Sunday, August 17, 2014

Xi looks to energy ties on Ulaanbaatar visit

Eyeing cooperation in the energy sector, Chinese President Xi Jinping will embark on a State visit to Mongolia from August 21 to August 22 at the invitation of Mongolian President, foreign ministry spokesperson Qin Gang announced on Thursday.

It will be Xi's first State visit to Mongolia and his second solo presidential trip since he took office, which observers say indicates the distinctive role Mongolia plays in China's diplomacy.

"Mongolian people have a good impression of Xi," Tsagaan Puntsag, chief of staff of the Office of the President of Mongolia, said during an interview. "His visit will be historic.
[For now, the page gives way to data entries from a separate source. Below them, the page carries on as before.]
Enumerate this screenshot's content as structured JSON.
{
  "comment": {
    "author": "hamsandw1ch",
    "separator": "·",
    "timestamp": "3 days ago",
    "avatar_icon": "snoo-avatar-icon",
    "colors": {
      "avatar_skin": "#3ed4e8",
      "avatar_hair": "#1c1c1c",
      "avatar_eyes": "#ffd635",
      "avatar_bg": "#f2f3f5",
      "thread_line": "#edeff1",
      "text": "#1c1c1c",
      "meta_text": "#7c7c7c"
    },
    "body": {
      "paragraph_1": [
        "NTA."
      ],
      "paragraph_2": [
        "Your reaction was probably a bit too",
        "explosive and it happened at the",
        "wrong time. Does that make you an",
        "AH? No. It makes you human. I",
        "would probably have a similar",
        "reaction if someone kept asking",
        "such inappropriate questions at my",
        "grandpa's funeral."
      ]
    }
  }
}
We believe both countries will reach agreement in many important topics."

China and Mongolia are expected to sign important documents covering areas such as energy, mining and infrastructure, Jigjid Rentsendoo, State Secretary of Mongolia's Ministry of Mining, said during an interview on Tuesday in Ulaanbaatar.

The two countries are also seeking to sign an initial agreement on a gas project which includes construction of two coal-to-gas plants with 95 percent of the output going to China through pipelines, according to Erdenebulgan Oyun, vice-minister of Mining, the Bloomberg reported.

Transportation will be another important subject during Xi's visit, as Mongolia would like to discuss access to more Chinese harbors, said Tsagaan, who declined to give more details.

China currently allows Mongolia to use its Tianjin port so that the country can trade its goods with other countries in the Asia Pacific region.

"It is very important for Mongolia to ship its coal to other markets through the sea," said Jigjid."We believe that Xi's visit will push for cooperation in that field."

Coal comprises a big part of Mongolia's export revenue and the country has been seeking to expand its coal exports to countries other than China.

Xi's trip will come roughly two weeks ahead of Russian President Vladimir Putin's visit to Mongolia in early September.

Bordered by Russia in the north and China in the south, Mongolia is landlocked and relies heavily on its two neighbors for access to ports.

Bilateral trade between China and Mongolia has reached some $6 billion in 2013. China has long been Mongolia's biggest trading partner and a major source of foreign investment.